Огромный, светящийся космическими огнями мегаполис остался в стороне. «Бьюик» шел по заданной траектории МКАД, мои сопровождающие ожили, как астронавты перед высадкой на планету в созвездии Черных Маргиналов.
Затем машина свернула на лесную, бетонированную дорогу, приведшую нас к некоему объекту, похожему на военный городок, окруженный колючей проволокой. На КПП дежурили офицеры в полушубках, отороченными белым мехом, в валенках и шапках-ушанках. Мне показалось, что я угодил в другой временной срез — Подмосковье, 1941 год, и где-то рядом идут кровопролитные бои за столицу.
Короткая проверка документов, франтовская отдача чести, и мы продолжили наш путь по закрытой территории. Среди сосен и елей находились коттеджи из красного кирпича и какие-то здание казарменного типа. У одного из этих домов «бьюик» притормозил, и меня попросили из его уютного салона. По хрумкому, искрящемуся от света прожектора снегу наша великолепная троица протрусила к двери.
Пока все мне казалось игрой в «казаки-разбойники». На двери имелась трафаретная табличка, утверждающая, что посторонним вход запрещен. За ней дежурил полусонный солдатик в странной, без погон, форме. Интересно, куда же это я влип по самые гланды?
Пройдя по коридору, остановились у лифта. В нем рухнули вниз и летели в свободном полете вечность. Затем снова коридор, длинный, как кишка динозавра, с двумя пропускными пунктами, и наконец — путь закончен: я был запущен в странный кабинет, что-то вроде шкатулки, где ничего не было кроме стен, стола и двух стульев, прикрепленных к полу.
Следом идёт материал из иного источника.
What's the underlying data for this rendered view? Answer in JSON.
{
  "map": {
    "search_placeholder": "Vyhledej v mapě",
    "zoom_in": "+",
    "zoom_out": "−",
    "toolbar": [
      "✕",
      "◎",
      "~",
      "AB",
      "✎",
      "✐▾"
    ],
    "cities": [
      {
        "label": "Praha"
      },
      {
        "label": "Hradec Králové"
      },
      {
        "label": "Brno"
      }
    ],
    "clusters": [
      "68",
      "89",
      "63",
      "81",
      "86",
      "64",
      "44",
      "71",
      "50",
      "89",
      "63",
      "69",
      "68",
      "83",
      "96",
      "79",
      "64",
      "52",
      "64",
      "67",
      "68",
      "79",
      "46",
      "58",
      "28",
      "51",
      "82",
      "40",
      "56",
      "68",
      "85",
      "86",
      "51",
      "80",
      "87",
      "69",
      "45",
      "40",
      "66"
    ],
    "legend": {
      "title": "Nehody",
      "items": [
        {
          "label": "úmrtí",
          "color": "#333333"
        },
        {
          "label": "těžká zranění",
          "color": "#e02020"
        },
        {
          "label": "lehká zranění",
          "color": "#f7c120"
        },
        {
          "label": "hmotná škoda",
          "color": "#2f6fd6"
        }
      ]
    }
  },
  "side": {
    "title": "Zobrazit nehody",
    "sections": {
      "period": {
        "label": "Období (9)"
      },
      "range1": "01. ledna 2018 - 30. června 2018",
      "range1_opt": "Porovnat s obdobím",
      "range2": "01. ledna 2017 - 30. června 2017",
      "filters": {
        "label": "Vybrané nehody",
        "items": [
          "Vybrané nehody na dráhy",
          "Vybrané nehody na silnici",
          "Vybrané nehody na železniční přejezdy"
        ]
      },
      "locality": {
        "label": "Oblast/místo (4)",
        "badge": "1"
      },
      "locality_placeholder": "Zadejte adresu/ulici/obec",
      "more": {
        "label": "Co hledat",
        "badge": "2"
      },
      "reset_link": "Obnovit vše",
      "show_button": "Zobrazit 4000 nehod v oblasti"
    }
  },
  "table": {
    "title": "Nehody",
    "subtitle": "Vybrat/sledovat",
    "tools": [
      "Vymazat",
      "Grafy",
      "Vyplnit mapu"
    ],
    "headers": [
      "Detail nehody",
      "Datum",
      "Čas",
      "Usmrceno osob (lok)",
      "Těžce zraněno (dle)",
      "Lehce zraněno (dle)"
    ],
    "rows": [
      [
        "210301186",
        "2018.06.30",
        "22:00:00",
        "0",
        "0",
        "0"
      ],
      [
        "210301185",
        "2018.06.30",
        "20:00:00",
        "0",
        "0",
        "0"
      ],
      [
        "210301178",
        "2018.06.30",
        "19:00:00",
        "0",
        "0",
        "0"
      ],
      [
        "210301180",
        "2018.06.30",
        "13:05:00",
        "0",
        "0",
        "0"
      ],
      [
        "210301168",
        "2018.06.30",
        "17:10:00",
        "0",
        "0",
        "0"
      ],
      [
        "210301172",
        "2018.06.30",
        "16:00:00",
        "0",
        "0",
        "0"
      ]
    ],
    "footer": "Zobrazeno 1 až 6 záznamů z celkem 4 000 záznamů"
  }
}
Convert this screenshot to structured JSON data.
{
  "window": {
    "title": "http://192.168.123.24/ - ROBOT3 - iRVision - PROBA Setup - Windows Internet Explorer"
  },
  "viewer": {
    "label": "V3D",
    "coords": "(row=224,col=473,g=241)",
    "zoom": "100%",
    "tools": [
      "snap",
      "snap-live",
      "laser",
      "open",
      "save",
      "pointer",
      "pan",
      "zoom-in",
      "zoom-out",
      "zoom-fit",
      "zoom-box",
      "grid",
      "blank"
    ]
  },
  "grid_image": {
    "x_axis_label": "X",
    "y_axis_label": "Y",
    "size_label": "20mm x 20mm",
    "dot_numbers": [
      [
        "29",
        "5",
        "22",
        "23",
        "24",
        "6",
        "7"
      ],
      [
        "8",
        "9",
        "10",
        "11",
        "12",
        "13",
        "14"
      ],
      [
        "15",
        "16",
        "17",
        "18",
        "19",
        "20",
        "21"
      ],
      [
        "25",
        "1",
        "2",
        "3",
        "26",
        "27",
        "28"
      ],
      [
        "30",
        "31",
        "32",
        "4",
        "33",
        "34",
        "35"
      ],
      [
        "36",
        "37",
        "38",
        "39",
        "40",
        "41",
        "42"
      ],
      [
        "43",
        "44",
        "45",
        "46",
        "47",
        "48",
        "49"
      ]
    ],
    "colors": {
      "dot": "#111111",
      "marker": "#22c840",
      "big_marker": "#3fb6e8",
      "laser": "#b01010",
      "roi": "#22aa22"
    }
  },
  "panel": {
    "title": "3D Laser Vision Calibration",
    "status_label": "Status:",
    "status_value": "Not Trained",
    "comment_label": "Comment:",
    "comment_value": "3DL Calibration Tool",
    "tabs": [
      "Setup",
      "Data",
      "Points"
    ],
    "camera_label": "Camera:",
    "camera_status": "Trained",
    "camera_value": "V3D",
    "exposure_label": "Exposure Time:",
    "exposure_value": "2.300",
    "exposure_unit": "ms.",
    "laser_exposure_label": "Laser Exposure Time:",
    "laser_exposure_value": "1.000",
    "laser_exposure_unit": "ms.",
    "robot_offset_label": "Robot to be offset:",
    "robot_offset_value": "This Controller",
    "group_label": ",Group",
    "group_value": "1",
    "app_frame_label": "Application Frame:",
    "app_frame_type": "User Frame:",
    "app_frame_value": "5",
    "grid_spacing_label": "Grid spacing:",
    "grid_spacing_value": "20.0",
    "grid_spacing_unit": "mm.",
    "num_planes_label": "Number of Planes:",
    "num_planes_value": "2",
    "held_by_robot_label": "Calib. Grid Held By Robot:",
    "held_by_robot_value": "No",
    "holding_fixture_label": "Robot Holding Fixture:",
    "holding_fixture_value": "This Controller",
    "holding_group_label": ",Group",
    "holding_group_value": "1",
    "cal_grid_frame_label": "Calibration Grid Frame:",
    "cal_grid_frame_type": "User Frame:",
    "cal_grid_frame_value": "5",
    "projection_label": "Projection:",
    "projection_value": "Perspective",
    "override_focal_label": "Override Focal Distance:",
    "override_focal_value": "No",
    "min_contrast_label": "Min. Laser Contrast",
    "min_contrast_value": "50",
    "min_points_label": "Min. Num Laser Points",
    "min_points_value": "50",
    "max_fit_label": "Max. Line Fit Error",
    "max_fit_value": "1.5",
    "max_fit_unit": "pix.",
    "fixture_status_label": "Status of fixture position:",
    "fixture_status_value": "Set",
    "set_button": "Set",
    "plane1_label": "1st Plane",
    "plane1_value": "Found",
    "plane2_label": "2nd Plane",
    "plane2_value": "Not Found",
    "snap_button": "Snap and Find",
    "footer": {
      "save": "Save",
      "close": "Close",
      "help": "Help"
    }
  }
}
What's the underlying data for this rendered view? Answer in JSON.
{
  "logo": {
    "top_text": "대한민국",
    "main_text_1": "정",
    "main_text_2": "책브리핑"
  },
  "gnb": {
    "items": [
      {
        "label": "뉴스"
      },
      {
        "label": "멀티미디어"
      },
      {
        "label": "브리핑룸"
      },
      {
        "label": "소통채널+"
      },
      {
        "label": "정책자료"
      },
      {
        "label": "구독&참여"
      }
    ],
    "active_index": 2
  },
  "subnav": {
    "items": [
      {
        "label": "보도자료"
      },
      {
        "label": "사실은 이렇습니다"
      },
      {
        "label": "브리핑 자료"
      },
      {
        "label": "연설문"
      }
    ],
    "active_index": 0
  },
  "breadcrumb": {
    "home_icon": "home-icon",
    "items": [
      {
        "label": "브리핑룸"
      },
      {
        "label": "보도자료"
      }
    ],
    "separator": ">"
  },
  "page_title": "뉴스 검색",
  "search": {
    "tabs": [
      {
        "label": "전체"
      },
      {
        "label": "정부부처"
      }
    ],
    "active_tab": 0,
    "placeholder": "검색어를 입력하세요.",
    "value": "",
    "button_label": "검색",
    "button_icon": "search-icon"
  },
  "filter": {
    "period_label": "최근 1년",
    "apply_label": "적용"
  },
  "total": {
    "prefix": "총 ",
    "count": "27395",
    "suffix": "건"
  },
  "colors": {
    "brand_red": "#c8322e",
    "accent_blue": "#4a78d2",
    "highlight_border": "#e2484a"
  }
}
Я прогулялся вдоль стен, ощущая макушкой, что за мной ведут наблюдение, как за подопытным кроликом. Должно, шкатулка была с секретом: для меня стены были непроницаемы, для моих оппонентов — нет.
Я пожал плечами и сел на стул, уставившись в одну точку, как меня учили. Что, собственно, происходит? Ровным счетом ничего. Если я кому-то нужен, пусть тот и нервничает. А я вспомню что-нибудь приятное.
Однажды, когда мы все жили, мама привезла меня и Ю на море. В нем было много воды, Ю уже умела хорошо ходить и смешно ковыляла по песочному берегу, а я, плескаясь на мелководье, визжал как недорезанный. Мы так полюбили море, что маме часто приходилось отлавливать нас на берегу и гнать хворостиной в домик, снятый Лаптевым на лето.
… На печи в тазах парила вода, пахло вареными яблоками и заплесневевшими бочками. Мама без лишних слов нас, орущих, сажала в эти бочки — и начинался банный вечер.
Я бы многое отдал хотя бы за один такой вечер. К сожалению, можно лишь определенное количество раз сесть в бочку…
У меня была своя бочка, большая, прекрасная, вонючая, склизкая бочка; у Ю — поменьше, но тоже старая и дубовая. Мама доливала кипяточку и начинала по очереди шкрябать наши запаршивевшие от соли и песка головы. Тот, в чьих волосах гулял тяжелый брусок хозяйственного мыла, вопил на всю округу, другой — подло хихикал, мол, так тебе и надо, золотогривый. Потом подходила очередь следующего оглашать местность воплями, а тот, который… хихикая, сам намыливал голову душистым мягким мылом и волосы становились желатиновыми, нежными… (что-что, а мыла тогда было навалом: и хвойное, и лесное, и ландышевое, и земляничное, и детское, и цветочное).
Потом меня и Ю извлекали из бочек и наждачно-чистым полотенцем вытирали насухо наши закопченные солнцем, монголоидные тела.